The classical view treats the motor system as a servant of the brain: the brain decides, the motor system executes. But this view is increasingly challenged by research on embodied cognition, which shows that motor systems participate in cognition itself. The hand does not merely grasp what the brain has already perceived; the hand's grasping possibilities shape what the brain perceives. This is the insight of Gibson's affordance theory: perception is not a process of constructing internal representations but of detecting possibilities for action — and those possibilities are determined by the motor system's own structure.
The motor system is therefore not a peripheral subsystem but a constitutive part of the cognitive architecture. Its operational closure means that it produces its own patterns of movement (motor synergies, gait patterns, grasping configurations) that are not programmed by the nervous system but emerge from the dynamics of the musculoskeletal system itself. The nervous system does not control the motor system in detail; it perturbs it, and the motor system responds with its own self-generated patterns.

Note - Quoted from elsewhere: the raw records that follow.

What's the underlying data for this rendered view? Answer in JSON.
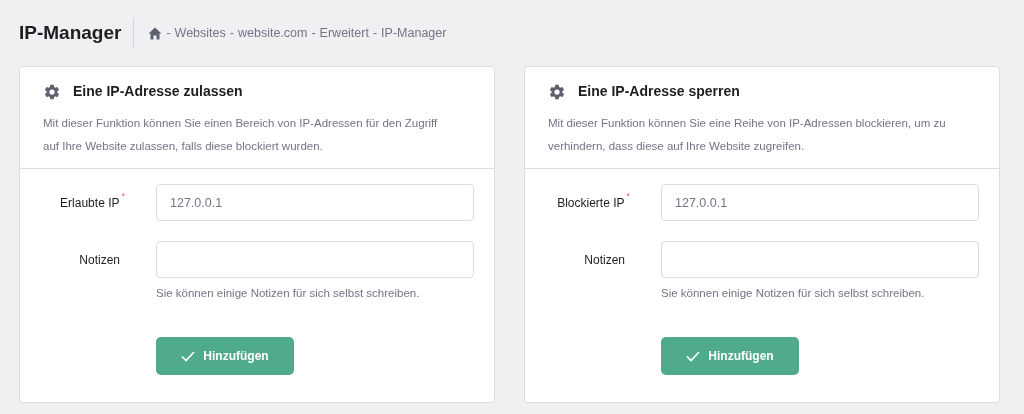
{
  "page_title": "IP-Manager",
  "breadcrumb": {
    "separator": "-",
    "items": [
      "Websites",
      "website.com",
      "Erweitert",
      "IP-Manager"
    ]
  },
  "cards": [
    {
      "title": "Eine IP-Adresse zulassen",
      "description": "Mit dieser Funktion können Sie einen Bereich von IP-Adressen für den Zugriff auf Ihre Website zulassen, falls diese blockiert wurden.",
      "fields": [
        {
          "label": "Erlaubte IP",
          "required_marker": "*",
          "value": "127.0.0.1"
        },
        {
          "label": "Notizen",
          "hint": "Sie können einige Notizen für sich selbst schreiben."
        }
      ],
      "button": "Hinzufügen"
    },
    {
      "title": "Eine IP-Adresse sperren",
      "description": "Mit dieser Funktion können Sie eine Reihe von IP-Adressen blockieren, um zu verhindern, dass diese auf Ihre Website zugreifen.",
      "fields": [
        {
          "label": "Blockierte IP",
          "required_marker": "*",
          "value": "127.0.0.1"
        },
        {
          "label": "Notizen",
          "hint": "Sie können einige Notizen für sich selbst schreiben."
        }
      ],
      "button": "Hinzufügen"
    }
  ]
}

In artificial systems, the question is whether robotic motor systems can achieve similar operational closure. Current robots are not operationally closed; their movements are controlled by algorithms that specify joint angles and trajectories. But research in morphological computation suggests that the body itself can compute — that the mechanical properties of a compliant limb can simplify control problems that would be intractable for a rigid, fully controlled system. This is a step toward motor operational closure: the system begins to produce its own patterns rather than merely executing external commands.